Inner Senses est juste un pétard mouillé et il faut bien se rendre à l'évidence que ce n'est pas demain la veille qu'Hong-Kong arrivera à produire des films d'horreur sérieux( Bio Zombie ayant utilisé inteligemment la carte du second degré pour éviter de tomber dans le ridicule)dignes de ce nom.
Après leur collaboration assez efficace sur Double Tap, on attendait un peu mieux du duo Law Chi-Leung / Leslie Cheung. Inner Senses tente d'apporter une approche un petit peu différent au genre, et malgré quelques idées intéressantes et le sérieux de la réalisation et l'interprétation, le film pêche pas manque d'intérêt sur la fin.
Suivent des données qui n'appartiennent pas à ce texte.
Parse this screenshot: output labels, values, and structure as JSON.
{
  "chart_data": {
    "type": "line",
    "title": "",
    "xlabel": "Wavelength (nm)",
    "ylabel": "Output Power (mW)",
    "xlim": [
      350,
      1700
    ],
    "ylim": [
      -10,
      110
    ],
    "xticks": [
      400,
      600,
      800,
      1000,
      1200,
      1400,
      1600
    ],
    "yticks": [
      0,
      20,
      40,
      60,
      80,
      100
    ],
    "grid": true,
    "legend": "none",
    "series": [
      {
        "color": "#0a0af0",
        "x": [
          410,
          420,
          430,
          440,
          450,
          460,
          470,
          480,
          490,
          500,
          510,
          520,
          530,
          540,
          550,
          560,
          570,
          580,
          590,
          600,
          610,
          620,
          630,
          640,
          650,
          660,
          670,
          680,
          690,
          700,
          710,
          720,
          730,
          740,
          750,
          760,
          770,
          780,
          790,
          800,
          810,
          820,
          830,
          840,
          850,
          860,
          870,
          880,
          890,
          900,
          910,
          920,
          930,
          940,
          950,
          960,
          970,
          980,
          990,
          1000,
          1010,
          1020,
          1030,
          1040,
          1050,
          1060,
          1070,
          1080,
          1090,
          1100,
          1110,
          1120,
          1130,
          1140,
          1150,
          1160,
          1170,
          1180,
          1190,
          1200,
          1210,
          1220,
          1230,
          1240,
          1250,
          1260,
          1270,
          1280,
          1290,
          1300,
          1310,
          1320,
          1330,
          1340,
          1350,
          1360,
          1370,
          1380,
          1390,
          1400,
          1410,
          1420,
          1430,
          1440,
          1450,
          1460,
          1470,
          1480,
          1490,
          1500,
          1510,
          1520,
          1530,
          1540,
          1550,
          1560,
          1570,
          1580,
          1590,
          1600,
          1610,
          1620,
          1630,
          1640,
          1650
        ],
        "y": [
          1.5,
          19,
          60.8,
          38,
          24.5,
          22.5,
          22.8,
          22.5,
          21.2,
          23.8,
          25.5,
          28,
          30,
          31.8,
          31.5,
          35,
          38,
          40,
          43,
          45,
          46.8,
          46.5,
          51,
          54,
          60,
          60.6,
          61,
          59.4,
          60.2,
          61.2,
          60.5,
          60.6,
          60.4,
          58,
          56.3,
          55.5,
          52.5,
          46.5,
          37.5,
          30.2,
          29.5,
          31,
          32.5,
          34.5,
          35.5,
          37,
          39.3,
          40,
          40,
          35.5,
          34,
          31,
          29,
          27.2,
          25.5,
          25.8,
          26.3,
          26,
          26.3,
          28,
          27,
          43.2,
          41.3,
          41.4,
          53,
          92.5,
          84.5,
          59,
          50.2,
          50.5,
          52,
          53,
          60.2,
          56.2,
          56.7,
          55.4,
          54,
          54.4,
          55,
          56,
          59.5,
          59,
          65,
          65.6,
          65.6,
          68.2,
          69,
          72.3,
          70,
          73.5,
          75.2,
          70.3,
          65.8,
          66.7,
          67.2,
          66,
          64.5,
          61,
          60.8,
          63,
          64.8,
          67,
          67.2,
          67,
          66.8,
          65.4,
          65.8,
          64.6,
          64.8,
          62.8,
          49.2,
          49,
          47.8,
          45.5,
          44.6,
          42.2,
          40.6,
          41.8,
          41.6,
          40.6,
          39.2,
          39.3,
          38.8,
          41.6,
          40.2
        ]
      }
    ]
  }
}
Il faut dire que depuis le Sixième Sens, les phrases comme "je vois des fantômes/personnes mortes" sont devenues un peu trop communes pour susciter l'intérêt. Surtout que le film de M. Night Shyamalan a placé la barre très haut avec sa réalisation classique mais efficace. Ici le traitement du film est plus réaliste, avec un scénario cherchant probablement à volontairement imiter Le Sixième Sens pour leurrer un peu le spectateur. Ensuite il joue sur l'existence ou la non existence des fantômes, utilisant habilement la thèse de Jim pour nous faire douter. Autant cela laissait du suspense lors de la première partie du film, autant la seconde pêche par manque d'originalité et une réalisation moins prenante.
Les acteurs s'en tirent pourtant assez bien, Leslie ne forçant pas trop son talent avec un personnage à nouveau un peu trouble comme dans Double Tap, mais moins impressionnant. La jeune Karena Lam est assez convainquante, mais ne peut guère impressionner avec un rôle évoluant de manière un peu trop abrupte. On appécie de revoir Waise Lee évidemment, même si son rôle n'a rien de fantastique, ainsi que Norman Chu méconnaissable. Quant à la musique, elle se montre assez efficace, et on apprécie le soin apporté à l'ambiance sonore, même si celle-ci est assez classique et sans surprise.
Au final, Inner Senses déçoit. Il y a de bonnes idées dans ce scénario, dont la principale est de ne jamais réfuter aucune des deux hypothèses (fantômes/disfonctionnement cérébral) et de jouer jusqu'au bout dessus. Hélas cela ne suffit pas à rattraper le dernier tiers qui m'a semblé bien moins efficace. Il vaut toujours mieux débuter mal pour bien finir que l'inverse. Le film présente cependant suffisamment de qualités pour plaire à certains, mais ses défauts sont hélas également suffisamment importants pour en rebuter d'autres. Difficile de le conseiller ou le déconseiller.